Closed mrship closed 11 years ago
Right, to clarify
Strictly speaking a Gee fu instance should have one Organism, but in this branch we are experimenting a bit so that is relieved. As such there is no existing Genome :belongs_to Organism, there should be, I guess.
An organism can (should) have many Genomes, the genome has many References (a linear DNA string) each reference has one actual Sequence (the actual DNA text, strictly speaking this needn't be in a separate model as sequence is an attribute of Reference but I had a technical problem with the sheer size of the sequences I was trying to use and my RDBMS).
A Reference has many features.
Features belong_to a reference (originally called an assembly but changed which is why belongs_to assembly is still lurking). The reference is the DNA sequence they exist on. Features also belong to an Experiment, experiments in reality are, um, lab experiments that create the gene features. Experiments belong_to a Genome (and thus may include many references and their sequence).
A Feature has many parents (which are other features) using the feature_parents table A Feature has many Predecessors (which are out of date Features)
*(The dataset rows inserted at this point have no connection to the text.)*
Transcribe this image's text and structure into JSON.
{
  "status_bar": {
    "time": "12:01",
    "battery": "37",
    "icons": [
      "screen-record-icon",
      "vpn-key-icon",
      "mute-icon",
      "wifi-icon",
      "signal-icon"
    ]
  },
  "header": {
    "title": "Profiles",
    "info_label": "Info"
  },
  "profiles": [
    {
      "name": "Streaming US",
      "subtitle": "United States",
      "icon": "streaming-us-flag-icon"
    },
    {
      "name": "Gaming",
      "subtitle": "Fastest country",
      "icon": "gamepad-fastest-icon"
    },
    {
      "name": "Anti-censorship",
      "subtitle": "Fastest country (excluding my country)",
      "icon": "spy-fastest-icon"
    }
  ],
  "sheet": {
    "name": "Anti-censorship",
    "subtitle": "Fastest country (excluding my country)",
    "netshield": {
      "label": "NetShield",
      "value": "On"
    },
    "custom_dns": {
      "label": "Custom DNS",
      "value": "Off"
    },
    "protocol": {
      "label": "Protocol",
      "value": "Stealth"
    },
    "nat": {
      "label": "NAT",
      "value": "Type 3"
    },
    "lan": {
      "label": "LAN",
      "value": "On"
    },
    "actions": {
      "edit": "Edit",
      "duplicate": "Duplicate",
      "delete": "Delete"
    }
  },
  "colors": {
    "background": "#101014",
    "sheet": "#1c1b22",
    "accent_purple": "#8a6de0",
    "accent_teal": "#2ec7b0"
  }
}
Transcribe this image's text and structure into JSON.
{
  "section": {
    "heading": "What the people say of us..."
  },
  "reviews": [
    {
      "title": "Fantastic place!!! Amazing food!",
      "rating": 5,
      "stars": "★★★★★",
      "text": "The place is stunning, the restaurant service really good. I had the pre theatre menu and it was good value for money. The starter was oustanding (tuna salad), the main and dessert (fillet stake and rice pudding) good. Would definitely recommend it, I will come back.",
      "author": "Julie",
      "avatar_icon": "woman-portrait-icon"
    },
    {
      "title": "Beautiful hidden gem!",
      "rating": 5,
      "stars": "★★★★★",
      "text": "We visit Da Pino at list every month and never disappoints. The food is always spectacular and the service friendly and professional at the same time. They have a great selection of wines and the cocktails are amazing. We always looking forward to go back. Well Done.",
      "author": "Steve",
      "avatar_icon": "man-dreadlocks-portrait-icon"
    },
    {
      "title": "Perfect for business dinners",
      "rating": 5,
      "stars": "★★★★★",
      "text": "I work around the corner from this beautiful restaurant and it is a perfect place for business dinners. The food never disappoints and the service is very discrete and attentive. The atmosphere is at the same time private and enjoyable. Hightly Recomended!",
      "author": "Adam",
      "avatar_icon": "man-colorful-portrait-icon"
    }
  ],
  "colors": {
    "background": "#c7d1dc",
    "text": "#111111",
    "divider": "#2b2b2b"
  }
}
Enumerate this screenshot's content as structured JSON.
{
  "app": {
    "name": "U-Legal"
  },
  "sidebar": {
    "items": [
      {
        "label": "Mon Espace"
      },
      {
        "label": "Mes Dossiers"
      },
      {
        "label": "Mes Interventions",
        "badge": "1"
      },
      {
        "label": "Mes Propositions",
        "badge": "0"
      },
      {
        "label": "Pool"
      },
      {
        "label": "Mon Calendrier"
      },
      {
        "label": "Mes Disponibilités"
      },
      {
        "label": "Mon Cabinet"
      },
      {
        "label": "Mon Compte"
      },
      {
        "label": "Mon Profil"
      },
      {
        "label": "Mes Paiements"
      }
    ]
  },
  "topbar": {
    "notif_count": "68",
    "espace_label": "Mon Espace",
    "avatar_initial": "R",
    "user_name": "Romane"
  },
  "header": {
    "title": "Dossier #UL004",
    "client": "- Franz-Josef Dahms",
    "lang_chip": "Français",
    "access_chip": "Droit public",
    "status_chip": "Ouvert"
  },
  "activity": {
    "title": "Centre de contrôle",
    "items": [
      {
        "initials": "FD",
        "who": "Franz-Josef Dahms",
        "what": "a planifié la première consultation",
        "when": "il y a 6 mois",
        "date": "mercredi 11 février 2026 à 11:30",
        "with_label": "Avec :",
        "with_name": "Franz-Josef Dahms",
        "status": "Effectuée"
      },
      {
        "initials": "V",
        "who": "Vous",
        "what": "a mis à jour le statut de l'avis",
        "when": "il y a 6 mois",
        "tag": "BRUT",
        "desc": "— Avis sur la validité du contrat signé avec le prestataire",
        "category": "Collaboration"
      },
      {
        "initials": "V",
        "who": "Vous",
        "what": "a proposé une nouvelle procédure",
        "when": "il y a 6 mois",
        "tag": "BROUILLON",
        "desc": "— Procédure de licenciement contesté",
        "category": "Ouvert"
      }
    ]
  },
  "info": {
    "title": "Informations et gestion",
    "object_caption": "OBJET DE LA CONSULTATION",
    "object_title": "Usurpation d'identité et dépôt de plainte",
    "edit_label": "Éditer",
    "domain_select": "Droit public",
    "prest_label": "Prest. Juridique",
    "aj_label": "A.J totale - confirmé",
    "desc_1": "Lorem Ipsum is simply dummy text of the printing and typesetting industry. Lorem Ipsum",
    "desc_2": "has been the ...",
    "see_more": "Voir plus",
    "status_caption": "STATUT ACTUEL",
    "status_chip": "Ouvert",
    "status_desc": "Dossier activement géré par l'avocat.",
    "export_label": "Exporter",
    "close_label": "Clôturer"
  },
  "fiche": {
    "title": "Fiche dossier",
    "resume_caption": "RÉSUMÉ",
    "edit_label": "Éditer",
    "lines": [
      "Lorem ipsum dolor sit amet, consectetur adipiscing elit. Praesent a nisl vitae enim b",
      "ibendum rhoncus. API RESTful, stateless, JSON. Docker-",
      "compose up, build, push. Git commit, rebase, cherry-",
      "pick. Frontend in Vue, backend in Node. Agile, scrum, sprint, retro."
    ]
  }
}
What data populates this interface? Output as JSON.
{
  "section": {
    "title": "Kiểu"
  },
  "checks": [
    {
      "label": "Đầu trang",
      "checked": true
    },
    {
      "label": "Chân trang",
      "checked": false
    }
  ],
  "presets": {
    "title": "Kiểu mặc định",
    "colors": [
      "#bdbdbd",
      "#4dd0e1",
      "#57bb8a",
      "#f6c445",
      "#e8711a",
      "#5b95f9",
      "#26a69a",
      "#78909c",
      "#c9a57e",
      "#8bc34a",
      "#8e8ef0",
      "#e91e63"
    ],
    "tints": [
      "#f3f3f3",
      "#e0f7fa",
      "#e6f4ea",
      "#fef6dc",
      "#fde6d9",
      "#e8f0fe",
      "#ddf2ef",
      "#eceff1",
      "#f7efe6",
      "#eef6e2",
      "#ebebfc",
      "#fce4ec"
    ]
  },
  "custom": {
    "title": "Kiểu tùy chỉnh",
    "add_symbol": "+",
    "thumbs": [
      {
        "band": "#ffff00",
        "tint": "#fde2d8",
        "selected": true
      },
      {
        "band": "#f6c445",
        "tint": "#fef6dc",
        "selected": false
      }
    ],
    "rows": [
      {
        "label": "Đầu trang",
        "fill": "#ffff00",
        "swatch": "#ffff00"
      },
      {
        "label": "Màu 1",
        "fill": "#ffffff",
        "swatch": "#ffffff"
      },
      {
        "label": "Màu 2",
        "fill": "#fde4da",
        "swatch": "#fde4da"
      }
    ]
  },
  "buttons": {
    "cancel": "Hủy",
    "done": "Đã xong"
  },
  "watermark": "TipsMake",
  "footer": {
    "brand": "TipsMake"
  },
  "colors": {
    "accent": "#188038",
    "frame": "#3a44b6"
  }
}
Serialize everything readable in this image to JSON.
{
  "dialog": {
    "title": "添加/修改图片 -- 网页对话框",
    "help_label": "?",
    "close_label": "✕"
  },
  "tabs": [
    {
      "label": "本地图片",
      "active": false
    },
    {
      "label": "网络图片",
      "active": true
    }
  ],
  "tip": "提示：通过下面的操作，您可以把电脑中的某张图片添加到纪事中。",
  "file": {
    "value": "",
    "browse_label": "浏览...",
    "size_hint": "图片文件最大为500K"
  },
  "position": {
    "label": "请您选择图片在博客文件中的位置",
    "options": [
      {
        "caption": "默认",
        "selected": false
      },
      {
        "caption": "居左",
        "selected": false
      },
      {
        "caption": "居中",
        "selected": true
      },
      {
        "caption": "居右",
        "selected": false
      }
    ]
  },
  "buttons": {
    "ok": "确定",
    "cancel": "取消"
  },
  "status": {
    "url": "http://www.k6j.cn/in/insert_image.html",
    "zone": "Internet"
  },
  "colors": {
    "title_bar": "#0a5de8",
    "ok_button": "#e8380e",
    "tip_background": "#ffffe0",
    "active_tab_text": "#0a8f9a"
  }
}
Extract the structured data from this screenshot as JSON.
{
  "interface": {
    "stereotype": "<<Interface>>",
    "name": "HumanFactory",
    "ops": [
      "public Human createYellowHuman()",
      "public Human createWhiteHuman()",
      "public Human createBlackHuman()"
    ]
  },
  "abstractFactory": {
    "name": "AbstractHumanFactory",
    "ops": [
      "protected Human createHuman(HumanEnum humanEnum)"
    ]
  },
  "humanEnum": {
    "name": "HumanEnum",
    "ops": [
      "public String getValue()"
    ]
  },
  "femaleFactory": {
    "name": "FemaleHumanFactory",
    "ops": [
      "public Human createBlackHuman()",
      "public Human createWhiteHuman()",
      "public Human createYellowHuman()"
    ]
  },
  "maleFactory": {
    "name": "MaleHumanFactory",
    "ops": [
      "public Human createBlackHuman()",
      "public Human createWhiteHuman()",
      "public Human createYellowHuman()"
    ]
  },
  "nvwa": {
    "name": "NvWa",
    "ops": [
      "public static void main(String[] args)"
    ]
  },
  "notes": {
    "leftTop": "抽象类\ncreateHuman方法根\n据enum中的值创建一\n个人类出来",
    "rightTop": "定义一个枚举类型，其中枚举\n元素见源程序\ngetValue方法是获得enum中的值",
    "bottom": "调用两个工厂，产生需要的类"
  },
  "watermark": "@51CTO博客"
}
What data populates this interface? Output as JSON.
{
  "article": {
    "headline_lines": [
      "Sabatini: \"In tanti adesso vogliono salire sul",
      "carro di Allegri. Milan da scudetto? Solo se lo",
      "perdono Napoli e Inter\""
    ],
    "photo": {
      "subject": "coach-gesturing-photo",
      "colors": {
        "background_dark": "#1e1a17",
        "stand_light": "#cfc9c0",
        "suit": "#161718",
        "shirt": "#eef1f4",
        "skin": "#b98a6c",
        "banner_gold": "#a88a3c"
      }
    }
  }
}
And I think that covers the data model...
@danmaclean This PR adds PaperTrail to Organisms, Genomes, Experiments and Features as a start. From what I can tell this will be what you need from an audit perspective.
However, I'm not 100% au fait with the data model at the moment. The diagram in manual.pdf doesn't appear to be accurate (for example an Experiment appears to belong to a Genome directly, not via a Reference). If you can outline how the data model works I can review further to see whether we need to extend PaperTrail to Reference, Sequence, Predecessor, Parent.